In this study, we investigated age- and tissue-dependent changes in the DNA base excision repair (BER) of oxidative lesions in mitochondrial and nuclear extracts by measuring single-nucleotide (SN)- and long-patch (LP)-BER activities in five tissues isolated from 4-, 10- and 20-month-old mice. Age-dependent SN-BER and LP-BER activity was increased in the mitochondria of liver, kidney and heart, but generally decreased in skeletal muscles. In contrast, no significant changes in repair activity were observed in nuclear extracts of the same tissues, except for quadriceps, where the SN-BER activity was higher in the old animals. Moreover, the BER activities in both the nucleus and the mitochondria were significantly lower in skeletal muscles compared to liver or kidney of the same mice. The protein level of three antioxidant enzymes, Mn and Cu/Zn superoxide dismutases (SOD) and catalase, was also significantly lower in skeletal muscle compared to liver or kidney. In addition, we found higher levels of protein carbonylation in the mitochondria of skeletal muscle relative to other tissues. Thus, it appears likely that mouse skeletal muscle is highly susceptible to oxidative stress due to deficiency in both repair of oxidative DNA damage and antioxidant enzymes, contributing to age-dependent muscle loss.

Long patch base excision repair in mammalian mitochondrial genomes.

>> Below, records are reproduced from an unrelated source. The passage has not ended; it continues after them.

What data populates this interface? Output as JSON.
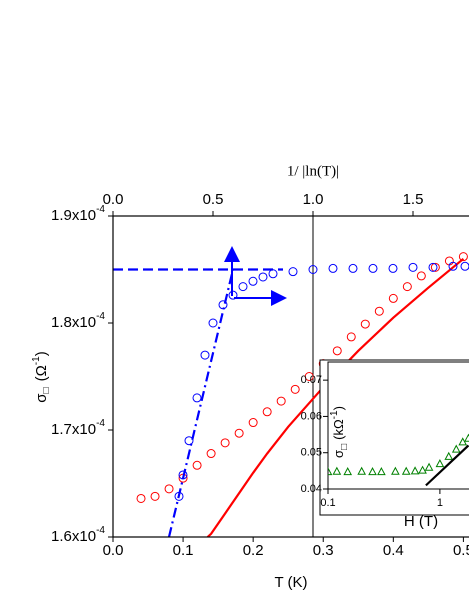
{
  "chart_data": [
    {
      "type": "scatter",
      "x_label": "T (K)",
      "x2_label": "1/ |ln(T)|",
      "y_label": {
        "symbol": "σ",
        "sub": "□",
        "unit": "(Ω",
        "sup": "-1",
        "close": ")"
      },
      "xlim": [
        0,
        0.508
      ],
      "xticks": [
        {
          "value": 0,
          "label": "0.0"
        },
        0.1,
        0.2,
        0.3,
        0.4,
        0.5
      ],
      "x2lim": [
        0,
        1.78
      ],
      "x2ticks": [
        {
          "value": 0,
          "label": "0.0"
        },
        0.5,
        {
          "value": 1,
          "label": "1.0"
        },
        1.5
      ],
      "ylim": [
        0.00016,
        0.00019
      ],
      "yticks": [
        {
          "value": 0.00016,
          "label": "1.6x10",
          "exp": "-4"
        },
        {
          "value": 0.00017,
          "label": "1.7x10",
          "exp": "-4"
        },
        {
          "value": 0.00018,
          "label": "1.8x10",
          "exp": "-4"
        },
        {
          "value": 0.00019,
          "label": "1.9x10",
          "exp": "-4"
        }
      ],
      "series": [
        {
          "style": "circle",
          "color": "#ff0000",
          "x": [
            0.04,
            0.06,
            0.08,
            0.1,
            0.12,
            0.14,
            0.16,
            0.18,
            0.2,
            0.22,
            0.24,
            0.26,
            0.28,
            0.3,
            0.32,
            0.34,
            0.36,
            0.38,
            0.4,
            0.42,
            0.44,
            0.46,
            0.48,
            0.5
          ],
          "values": [
            0.0001636,
            0.0001638,
            0.0001645,
            0.0001655,
            0.0001667,
            0.0001678,
            0.0001688,
            0.0001697,
            0.0001707,
            0.0001717,
            0.0001727,
            0.0001738,
            0.000175,
            0.0001762,
            0.0001774,
            0.0001787,
            0.0001799,
            0.0001811,
            0.0001823,
            0.0001834,
            0.0001844,
            0.0001852,
            0.0001858,
            0.0001862
          ]
        },
        {
          "style": "line",
          "color": "#ff0000",
          "x": [
            0.135,
            0.14,
            0.16,
            0.18,
            0.2,
            0.22,
            0.25,
            0.3,
            0.35,
            0.4,
            0.45,
            0.5
          ],
          "values": [
            0.00016,
            0.0001603,
            0.0001622,
            0.0001641,
            0.000166,
            0.0001678,
            0.0001703,
            0.000174,
            0.0001774,
            0.0001805,
            0.0001833,
            0.000186
          ]
        },
        {
          "style": "circle",
          "color": "#0000ff",
          "axis": "x2",
          "x": [
            0.33,
            0.35,
            0.38,
            0.42,
            0.46,
            0.5,
            0.55,
            0.6,
            0.65,
            0.7,
            0.75,
            0.8,
            0.9,
            1.0,
            1.1,
            1.2,
            1.3,
            1.4,
            1.5,
            1.6,
            1.7,
            1.76
          ],
          "values": [
            0.0001638,
            0.0001658,
            0.000169,
            0.000173,
            0.000177,
            0.00018,
            0.0001817,
            0.0001826,
            0.0001834,
            0.0001839,
            0.0001843,
            0.0001846,
            0.0001848,
            0.000185,
            0.0001851,
            0.0001851,
            0.0001851,
            0.0001851,
            0.0001852,
            0.0001852,
            0.0001853,
            0.0001853
          ]
        },
        {
          "style": "dashed",
          "color": "#0000ff",
          "axis": "x2",
          "x": [
            0,
            0.85
          ],
          "values": [
            0.000185,
            0.000185
          ]
        },
        {
          "style": "dashdot",
          "color": "#0000ff",
          "axis": "x2",
          "x": [
            0.28,
            0.6
          ],
          "values": [
            0.00016,
            0.000185
          ]
        }
      ]
    },
    {
      "type": "scatter",
      "x_label": "H (T)",
      "y_label": {
        "symbol": "σ",
        "sub": "□",
        "unit": "(kΩ",
        "sup": "-1",
        "close": ")"
      },
      "log_x": true,
      "xlim": [
        0.1,
        1.82
      ],
      "xticks": [
        0.1,
        1
      ],
      "ylim": [
        0.04,
        0.075
      ],
      "yticks": [
        0.04,
        0.05,
        0.06,
        0.07
      ],
      "series": [
        {
          "style": "triangle",
          "color": "#008000",
          "x": [
            0.1,
            0.12,
            0.15,
            0.2,
            0.25,
            0.3,
            0.4,
            0.5,
            0.6,
            0.7,
            0.8,
            1.0,
            1.2,
            1.4,
            1.6,
            1.8
          ],
          "values": [
            0.0448,
            0.0449,
            0.0448,
            0.0449,
            0.0448,
            0.0448,
            0.0449,
            0.0449,
            0.045,
            0.0452,
            0.046,
            0.047,
            0.049,
            0.051,
            0.053,
            0.054
          ]
        },
        {
          "style": "line",
          "color": "#000000",
          "x": [
            0.75,
            1.8
          ],
          "values": [
            0.041,
            0.052
          ]
        }
      ]
    }
  ]
}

The mitochondrial genome is highly susceptible to damage by reactive oxygen species (ROS) generated endogenously as a byproduct of respiration. ROS-induced DNA lesions, including oxidized bases, abasic (AP) sites, and oxidized AP sites, cause DNA strand breaks and are repaired via the base excision repair (BER) pathway in both the nucleus and mitochondria. Repair of damaged bases and AP sites involving 1-nucleotide incorporation, named single nucleotide (SN)-BER, was observed with mitochondrial and nuclear extracts. During SN-BER, the 5'-phosphodeoxyribose (dRP) moiety, generated by AP-endonuclease (APE1), is removed by the lyase activity of DNA polymerase gamma (pol gamma) and polymerase beta in the mitochondria and nucleus, respectively. However, the repair of oxidized deoxyribose fragments at the 5' terminus after strand break would require 5'-exo/endonuclease activity that is provided by the flap endonuclease (FEN-1) in the nucleus, resulting in multinucleotide repair patch (long patch (LP)-BER). Here we show the presence of a 5'-exo/endonuclease in the mitochondrial extracts of mouse and human cells that is involved in the repair of a lyase-resistant AP site analog via multinucleotide incorporation, upstream and downstream to the lesion site. We conclude that LP-BER also occurs in the mitochondria requiring the 5'-exo/endonuclease and pol gamma with 3'-exonuclease activity. Although a FEN-1 antibody cross-reacting species was detected in the mitochondria, it was absent in the LP-BER-proficient APE1 immunocomplex isolated from the mitochondrial extract that contains APE1, pol gamma, and DNA ligase 3. The LP-BER activity was marginally affected in FEN-1-depleted mitochondrial extracts, further supporting the involvement of an unidentified 5'-exo/endonuclease in mitochondrial LP-BER.